I think there is. One of the things I haven’t been wild about is that they’re still paid on a fee-for-service basis. I think the original regulations as written, (fee-for-service with retrospective assignment) is not an optimal way to get people to really vigorously go in and manage care. But I do think they are promising. I would like to see more partial and full-blown capitated payments. There are successful models where people have made a lot of money on the capitated system because they can manage care well even with very sick patients. I also think it’s important to see a timeline for organizations to move towards, because without timelines and deadlines people have a tendency to procrastinate. Additionally, if there were timelines — so people knew where they had to go, how to develop systems for managing risks and transform their practices away from fee-for-service — I think you’d have a lot more and be able to get a lot more coordination.

How can we better communicate to the general public about health care reform without that discussion devolving into one focused on “death panels”?

The administration has not had a very good communication strategy, and has done a pretty bad job of communicating about health care reform all the way back to August 2009, when it allowed members of Congress to have their town hall meetings attacked without adequate material to respond. My test for this is to ask the average person who speaks for the administration on health care reform. You get a blank stare, a stammer, and they sort of wonder if it’s a trick question. The fact is the administration doesn’t have a spokesperson, and that is a very bad place to be.

The Republicans will certainly make them defend it and I think they have done a very bad job prepping for it. I’m not a communications guru or strategist, but I think what we needed was to have a bunch of doctors and nurses go around the country representing the administration talking endlessly about why [the ACA] is good.

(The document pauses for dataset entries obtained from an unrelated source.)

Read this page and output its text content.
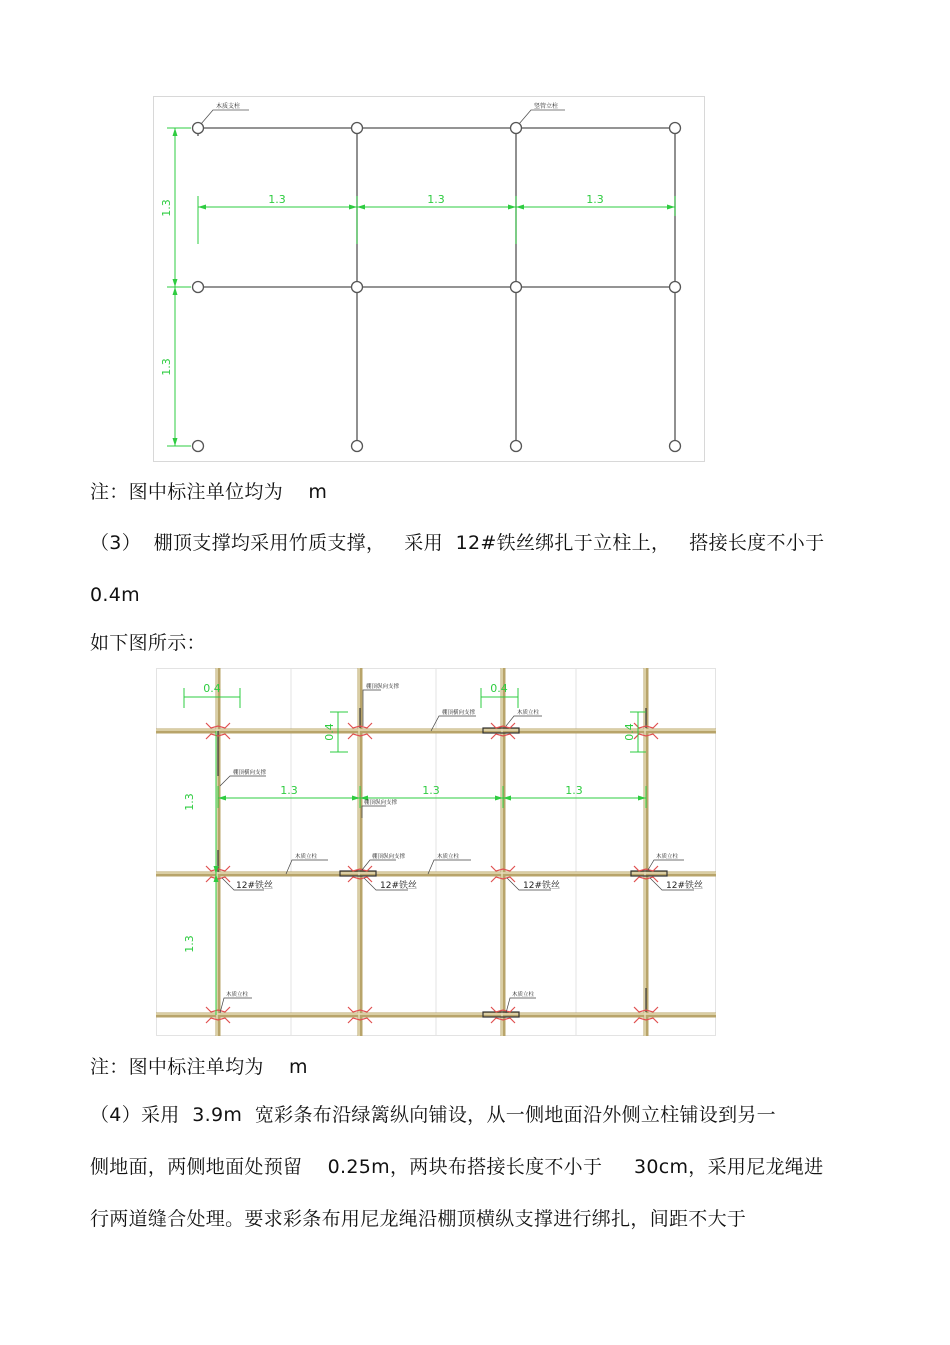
1.3	1.3	1.3
1.3
1.3
木质支柱	竖管立柱

注：图中标注单位均为    m

（3）  棚顶支撑均采用竹质支撑，   采用  12#铁丝绑扎于立柱上，   搭接长度不小于

0.4m

如下图所示：

0.4	0.4
0.4	0.4
1.3	1.3	1.3
1.3
1.3
棚顶纵向支撑
棚顶横向支撑	木质立柱
棚顶横向支撑
棚顶纵向支撑
木质立柱	棚顶纵向支撑	木质立柱	木质立柱
木质立柱	木质立柱
12#铁丝	12#铁丝	12#铁丝	12#铁丝

注：图中标注单均为    m

（4）采用  3.9m  宽彩条布沿绿篱纵向铺设，从一侧地面沿外侧立柱铺设到另一

侧地面，两侧地面处预留    0.25m，两块布搭接长度不小于     30cm，采用尼龙绳进

行两道缝合处理。要求彩条布用尼龙绳沿棚顶横纵支撑进行绑扎，间距不大于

If you survey the public about almost all the parts except for the mandate, they actually support it. The reason they don’t support the mandate is because it’s been very badly explained. Most people don’t understand their employer insurance will satisfy the mandate and they get very nervous about potentially paying a penalty and all this complicated stuff. The polls are strong, and we’ve seen over 2.5 million kids get insurance on their parents’ plan because of the legislation, so there are many things that people support.

Looking at other industries as models for innovation, are there any that we can draw on when we look at health care policy and ways to improve delivery or care?

First of all, on the administrative side it’s clear that banking is a very good example regarding transactions around multiple payers, because they’ve been able to solve a lot of the electronic problems. Second, in other countries, there are some hospitals that use Lean technology and production methods to streamline hospital efforts. I don’t think it’s the only approach one would necessarily adopt, but it has been successful. I actually think this is one of those areas where we don’t know the answer, and where studying what works in medicine is probably going to be the big challenge for the next decade. We are going to have a challenge of taking successful models in various parts of the industry and replicating them.